The CER inflation index is devised by the Central Bank based on the government’s official numbers. Before yesterday that meant that it used the data from the INDEC that was widely believed to be fudged. Now, it will use the national urban consumer price index (IPCNu), which reported a 3.7 percent rate of inflation for January when compared to December, suggesting the government may be making good on its promise to stop lying about inflation.

Now that the INDEC has reported a higher inflation closer to the market expectations, bonds related to the CER inflation index are suddenly seen as a more attractive option for investors.

“Thanks to the new price index, bonds in pesos linked to the inflation rate have now become a much more appealing option for investors. Some people will continue to choose dollar bonds but the ones in pesos will get more fans,” Augusto Posleman, broker at Puente investment bank, told the Herald. “They will continue to increase but not as quickly as they did today.”

On the other hand, declines were registered in the most traded papers that are not directly related to the inflation rate. The Bonar X dropped 1.34 percent (896 pesos), the BDED soared 0.27 percent (750 pesos), the Boden 2015 dropped 1.85 percent (1,013 pesos) and GDP bond in dollars dropped 2.49 percent (88 pesos).

Economy Minister Axel Kicillof’s suggestion there could soon be a hike in electricity rates had a direct effect on the the Merval benchmark stock index, which rose 2.24 percent and closed at 6,056 points. Up to 69 million pesos were traded and increases were seen in most of the leading stocks, including Edenor with 7.77 percent, Pampa Energía (8.42 percent) and Petrobras Argentina (5.26 percent).
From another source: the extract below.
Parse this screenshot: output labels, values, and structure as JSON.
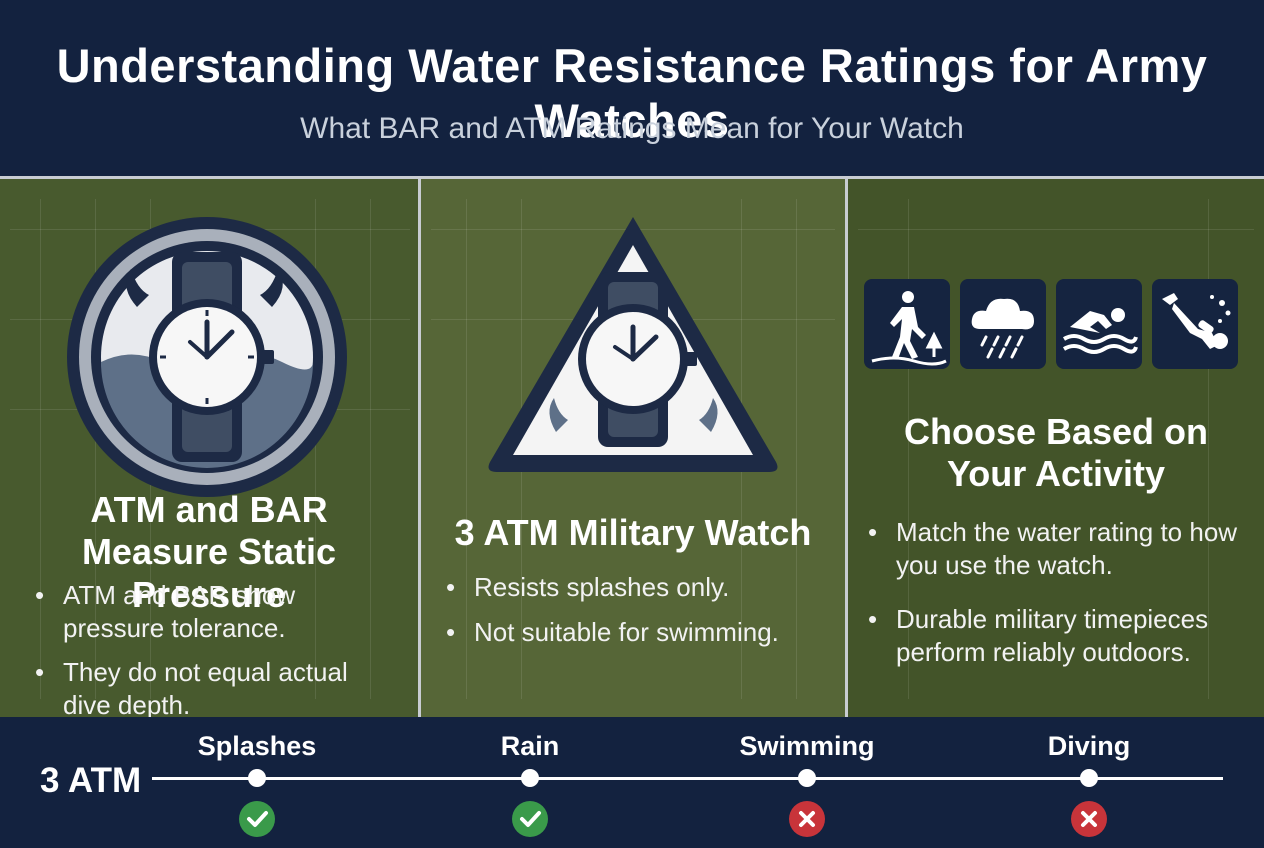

“The increase in the Merval can be explained due to rumours of a possible rate hike in electricity, which led to shares of electric companies to increase,” Posleman said. “The market is starting to see the government’s attempts to normalize the economy.”

The official dollar dropped two cents and closed at 7.78 pesos. On the other hand, the illegal dollar dropped 15 cents and closed at 11.85 pesos. A similar drop was experienced by the blue-chip swap, which declined 10 cents and closed at 10.77 pesos.

New price index

President Cristina Fernández de Kirchner’s administration unveiled on Thursday its long-awaited new national urban consumer price index (IPCNu), which reported a 3.7 percent increase in prices in January compared to December. The new index means that up to 200,000 products will be surveyed every day by 290 people in 13,000 stores nationwide.

The move is seen as a sign that the government is more serious about rebuilding its damaged relationship with the markets as well as the International Monetary Fund, which had censured Argentina for the inaccuracy of its official data.

The new index was welcomed by economists as an apparent “genuine effort” to narrow the gap between private estimates and official figures, which were widely discredited.

“All the markets were asking for the government to be honest about the inflation index. This will allow us to make a new approach to international markets,” Schweber said. “It really is a good measure.”

Along the same train of thought, Brokers at BNP Paribas said “credibility around this new inflation measure will need time to build up, but the first print was undeniably encouraging.”

Investors, however, will want to see more signs that change was permanent, analysts said.

“This really has to be accompanied by more signs of compromise,” said Management & Fit in a report. “(The government) is suffering from a severe lack of confidence that can only be resolved with time.”